考古学・言語学・形質人類学などの研究成果によると、彼らの祖先は台湾を原郷とするモンゴロイド集団で、今から4000~5000年ほど前にカヌーを用いて海洋世界に乗り出していったと考えられている。そのうちの一団は、台湾からフィリピン、マレーシア、インドネシアといった東南アジア島嶼部を経由し、今から3000年ほど前にオセアニアのメラネシア地域に入って「ラピタ人」と呼ばれる集団となった。「ラピタ人」はその後、西ポリネシア地域に入って「ポリネシア人」へと変容し、さらに東ポリネシアのタヒチ、ハワイ、ラパヌイ(イースター島)、さらにアオテアロア(ニュージーランド)にまで拡散していった。また別の一団は、今から1500~2000年ほど前に、インドネシアからインド洋をわたってマダガスカルにまで到達した。
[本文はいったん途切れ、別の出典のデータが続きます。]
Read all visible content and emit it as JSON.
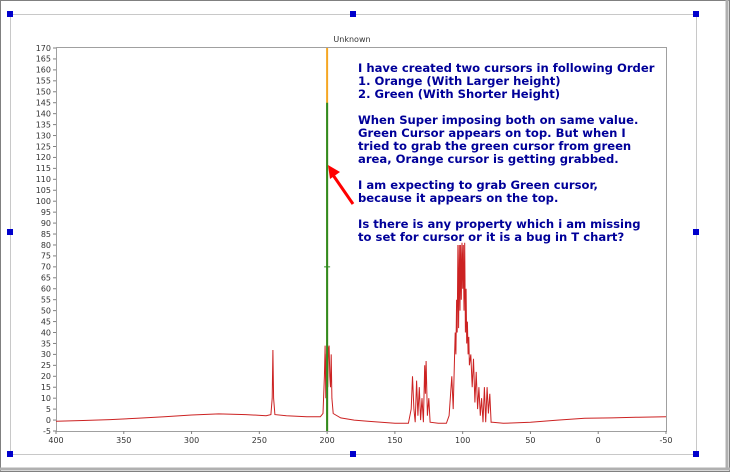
{
  "colors": {
    "spectrum": "#cc2222",
    "orange_cursor": "#f5a623",
    "green_cursor": "#2e8b22",
    "annotation_text": "#000099",
    "arrow": "#ff0000",
    "selection_handle": "#0000cc"
  },
  "icons": {
    "selection_handles": "small-square-handle-icon"
  },
  "annotation": {
    "line1": "I have created two cursors in following Order",
    "line2": "1. Orange (With Larger height)",
    "line3": "2. Green (With Shorter Height)",
    "line4": "When Super imposing both on same value.",
    "line5": "Green Cursor appears on top. But when I",
    "line6": "tried to grab the green cursor from green",
    "line7": "area, Orange cursor is getting grabbed.",
    "line8": "I am expecting to grab Green cursor,",
    "line9": "because it appears on the top.",
    "line10": "Is there is any property which i am missing",
    "line11": "to set for cursor or it is a bug in T chart?"
  },
  "chart_data": {
    "type": "line",
    "title": "Unknown",
    "xlabel": "",
    "ylabel": "",
    "xlim": [
      400,
      -50
    ],
    "ylim": [
      -5,
      170
    ],
    "x_reversed": true,
    "grid": false,
    "x_ticks": [
      400,
      350,
      300,
      250,
      200,
      150,
      100,
      50,
      0,
      -50
    ],
    "y_ticks": [
      -5,
      0,
      5,
      10,
      15,
      20,
      25,
      30,
      35,
      40,
      45,
      50,
      55,
      60,
      65,
      70,
      75,
      80,
      85,
      90,
      95,
      100,
      105,
      110,
      115,
      120,
      125,
      130,
      135,
      140,
      145,
      150,
      155,
      160,
      165,
      170
    ],
    "series": [
      {
        "color": "#cc2222",
        "points": [
          [
            400,
            -0.5
          ],
          [
            380,
            -0.2
          ],
          [
            360,
            0.2
          ],
          [
            340,
            0.8
          ],
          [
            320,
            1.5
          ],
          [
            300,
            2.3
          ],
          [
            280,
            2.8
          ],
          [
            260,
            2.5
          ],
          [
            245,
            2.0
          ],
          [
            241.5,
            2.5
          ],
          [
            240.5,
            10
          ],
          [
            240,
            32
          ],
          [
            239.5,
            10
          ],
          [
            238.5,
            2.5
          ],
          [
            230,
            2.0
          ],
          [
            215,
            1.5
          ],
          [
            205,
            1.5
          ],
          [
            203,
            3
          ],
          [
            202,
            20
          ],
          [
            201.5,
            34
          ],
          [
            201,
            10
          ],
          [
            200.5,
            30
          ],
          [
            200,
            33
          ],
          [
            199.5,
            15
          ],
          [
            199,
            33
          ],
          [
            198.5,
            34
          ],
          [
            198,
            20
          ],
          [
            197.5,
            15
          ],
          [
            197,
            30
          ],
          [
            196.5,
            10
          ],
          [
            195.5,
            3
          ],
          [
            190,
            1
          ],
          [
            180,
            0
          ],
          [
            170,
            -0.5
          ],
          [
            160,
            -1
          ],
          [
            150,
            -1.5
          ],
          [
            140,
            -1.5
          ],
          [
            138,
            5
          ],
          [
            137,
            20
          ],
          [
            136,
            5
          ],
          [
            135,
            -1
          ],
          [
            134,
            18
          ],
          [
            133,
            2
          ],
          [
            132,
            15
          ],
          [
            131,
            0
          ],
          [
            130,
            10
          ],
          [
            129,
            -1
          ],
          [
            128,
            25
          ],
          [
            127.5,
            12
          ],
          [
            127,
            27
          ],
          [
            126,
            2
          ],
          [
            125,
            10
          ],
          [
            124,
            -1
          ],
          [
            118,
            -1.5
          ],
          [
            112,
            -1.5
          ],
          [
            110,
            2
          ],
          [
            108,
            20
          ],
          [
            107,
            5
          ],
          [
            106,
            28
          ],
          [
            105.5,
            40
          ],
          [
            105,
            30
          ],
          [
            104.5,
            55
          ],
          [
            104,
            40
          ],
          [
            103.5,
            80
          ],
          [
            103,
            42
          ],
          [
            102.5,
            80
          ],
          [
            102,
            50
          ],
          [
            101.5,
            80
          ],
          [
            101,
            55
          ],
          [
            100.5,
            81
          ],
          [
            100,
            60
          ],
          [
            99.5,
            80
          ],
          [
            99,
            50
          ],
          [
            98.5,
            81
          ],
          [
            98,
            40
          ],
          [
            97.5,
            60
          ],
          [
            97,
            35
          ],
          [
            96.5,
            45
          ],
          [
            96,
            30
          ],
          [
            95.5,
            38
          ],
          [
            95,
            25
          ],
          [
            94,
            30
          ],
          [
            93,
            15
          ],
          [
            92,
            28
          ],
          [
            91,
            8
          ],
          [
            90,
            22
          ],
          [
            89,
            5
          ],
          [
            88,
            15
          ],
          [
            87,
            2
          ],
          [
            86,
            10
          ],
          [
            85,
            -1
          ],
          [
            84,
            15
          ],
          [
            83,
            -1
          ],
          [
            82,
            15
          ],
          [
            81,
            3
          ],
          [
            80,
            12
          ],
          [
            79,
            -1
          ],
          [
            78,
            -1
          ],
          [
            70,
            -1.5
          ],
          [
            50,
            -1
          ],
          [
            30,
            0
          ],
          [
            10,
            0.8
          ],
          [
            -10,
            1
          ],
          [
            -30,
            1.3
          ],
          [
            -50,
            1.5
          ]
        ]
      }
    ],
    "cursors": [
      {
        "color": "orange",
        "x": 200,
        "y_from": -5,
        "y_to": 170
      },
      {
        "color": "green",
        "x": 200,
        "y_from": -5,
        "y_to": 145
      }
    ]
  }
}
このように南島語族の人々は、共通の祖先から分かれていった人々であるため、人類学的にも言語学的にも、さらには文化的にも共通性が高い。 

『大海原のソングライン』では、オーストロネシアの別々の島に暮らす人々がそれぞれ伝統的な音楽を歌ったり奏でたりするのを個別に収録し、そしてそれらを合わせていくことで壮大なアンサンブルを構成するという斬新な試みがなされている。会ったこともない別々の島の人々の音楽が、違和感なくひとつの音楽になっていく様は感動的であるが、これも彼らがもともと共通の祖先を持つ、血を分けたキョウダイのような人々であったからこそ成し得たことであると言えよう。

南島語族の音楽に共通するもののひとつとして、テンポの速い16ビートという要素が挙げられる。アフリカにも同じく16ビートが存在するが、アフリカのそれが大地に根差したうねりを感じさせるものであるのに対し、南島語族のそれはむしろ波や風のような軽快さを感じさせる。「海の民」である彼らにとって、カヌーに打ち付ける波の音や、パドルが水面を打つ規則正しいリズム、そうした生活に根差したリズムが音楽にも反映されるのかもしれない。そして、共通の祖先から分かれて何千年もの月日がたっても、海で暮らす彼らの生活や文化には、そうしたリズムが共有され続けているのだろう。

そうした意味で、この映画の原題であるSmall Island Big Songは、小さな島の音楽が合わさってひとつの大きな音楽になる様を的確に表しているし、邦題に用いられているソングラインという言葉も、共通の祖先とのつながり、そして島と島とのつながりをうまく表現していると言えるだろう。

ところで私たち日本列島の住民もまた、彼ら南島語族の人々と何らかのつながりがあるのではないかとこれまで多くの学者に指摘されてきた。例えば形質人類学者の片山一道は縄文人とポリネシア人の骨格の共通性を指摘し、言語学者の崎山理は日本語の中に南島語族の語彙が多く認められることを指摘している。さらに文化人類学者の大林太良は、魏志倭人伝に描かれた倭国(邪馬台国)の習俗が南島語族のそれに近いことを指摘している。

かつて奄美大島に暮らした文学者の島尾敏夫は、日本を太平洋の一地域としてとらえる「ヤポネシア」論を唱えた。日本列島に住む私たちも、海を通して南島語族の人々とつながっているのは事実である。そして両者の間には、今は忘れてしまったつながりがあったのかもしれない。この映画を観て、その音楽、その風景に心おどる感情が生まれたなら、それはそうした記憶が呼び覚まされたことによるのかもしれない。

石村 智(いしむら とも) 1976年、兵庫県生まれ。京都大学大学院文学研究科博士課程修了、博士(文学)。独立行政法人国立文化財機構奈良文化財研究所を経て、現在、独立行政法人国立文化財機構東京文化財研究所無形文化遺産部音声映像記録研究室長。専門はオセアニアの人類学・考古学・文化遺産学。著書に『ラピタ人の考古学』(溪水社、2011年)、『よみがえる古代の港:古地形を復元する』(吉川弘文館、2017年);『景観人類学―身体・政治・マテリアリテ』(共著、時潮社、2016年)、『水中文化遺産論集―海から甦る歴史』(共著、勉誠出版、2017年)。